From a strategic standpoint, the Tour’s five early mountain stages are likely to force teams to consolidate their GC ambitions around one or maybe two riders. That does not bode well for Froome. Team Sky/Ineos has dominated the last seven of eight Tours by rallying its collective strength around one — and only one — GC rider. What does that mean? Should Bernal eke out a time gap on the stage 4 summit finish to Orcières-Merlette, or squeeze out some valuable seconds on stage 8 in the Pyrénées, Froome could become resigned to domestique duty after just a few days.
His best bet could be to try and hang inside the top-five until the final time trial, and then hit the afterburners to win. It’s an unlikely scenario.
And let’s not forget the mighty question mark hanging over Froome’s head. On paper, Froome has the skills to climb and descend and time trial better than just about anyone in the race. The unfortunate truth is that nobody — not even Froome — knows how his body will hold up under three weeks of racing in 2020, just one year after his scary crash at the Critérium du Dauphiné.
Weakness — check.
If the deck feels stacked against Froome, the storylines following him into this race are ones for the ages. Froome is just one win away from joining the Tour’s all-time greats. He’s just thumbed his nose at the institution that — opinions vary here — either carried him, or he carried, to victory all of these years. In just a few months Froome will don the jersey of Israel Start-Up Nation, and try to dethrone his former team. And in my estimation, he will be crushed by Bernal and Team Ineos’s thumping tempo, similar to how Quintana, Nibali and Alberto Contador were squashed for years and years.

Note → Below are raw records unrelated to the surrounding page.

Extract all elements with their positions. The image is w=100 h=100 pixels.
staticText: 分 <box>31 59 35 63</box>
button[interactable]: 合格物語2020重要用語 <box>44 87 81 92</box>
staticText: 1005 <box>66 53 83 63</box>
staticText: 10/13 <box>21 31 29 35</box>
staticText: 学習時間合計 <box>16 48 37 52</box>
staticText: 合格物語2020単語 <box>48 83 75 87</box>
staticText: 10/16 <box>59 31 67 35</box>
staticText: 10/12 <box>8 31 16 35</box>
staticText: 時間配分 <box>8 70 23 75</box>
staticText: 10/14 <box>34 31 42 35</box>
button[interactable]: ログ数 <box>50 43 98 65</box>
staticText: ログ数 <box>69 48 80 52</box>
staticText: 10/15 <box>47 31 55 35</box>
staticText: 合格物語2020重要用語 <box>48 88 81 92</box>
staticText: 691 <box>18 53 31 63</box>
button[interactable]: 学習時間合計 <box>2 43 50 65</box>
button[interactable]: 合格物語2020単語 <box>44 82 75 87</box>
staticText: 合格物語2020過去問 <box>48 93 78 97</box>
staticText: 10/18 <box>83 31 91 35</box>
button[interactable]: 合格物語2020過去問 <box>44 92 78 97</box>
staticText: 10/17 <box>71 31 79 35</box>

This 2020 Tour represents his best opportunity to win.
In a sense, Froome’s legacy this year is butting heads with the legacy of his longtime boss, David Brailsford, who undoubtedly wants the history books to someday label this the Sky/Ineos era, and not the Chris Froome age. A fifth Froome win points the history books one way, while a second Bernal win points history in the other direction.
And again, Froome is embarking on this Tour after a year away from the races. The last time we saw him battle other riders with the yellow jersey on the line, he yo-yoed off the back of favorites on the slopes of the Col du Soulor. Sorry, I don’t count Froome’s 71st place at February’s UAE Tour as a real result. His last meaningful mark was third at the 2018 Tour de France.
Hey, I understand that my newfound Froome fandom is likely to be an unpopular take. For the umpteenth time, fans during the upcoming Tour will complain about his pedaling style and his awkward position on the bicycle. They will joke about his inhaler usage and become enraged whenever the word ‘salbutamol’ is uttered. It’s cycling, after all, and fans are going to cheer, and haters are going to hate.
Still, cheering for Froome in 2020 just isn’t the same as rooting for him in 2017. When you add things up, Froome has plenty of checkmarks in the ‘weakness’ category, for the first time in years. And, to be fair, I count my personal rooting interest in him as one such disadvantage. For whatever reason, I always end up cheering for riders that lose the Tour de France.
Maybe that’s because I’ve never cheered for Chris Froome.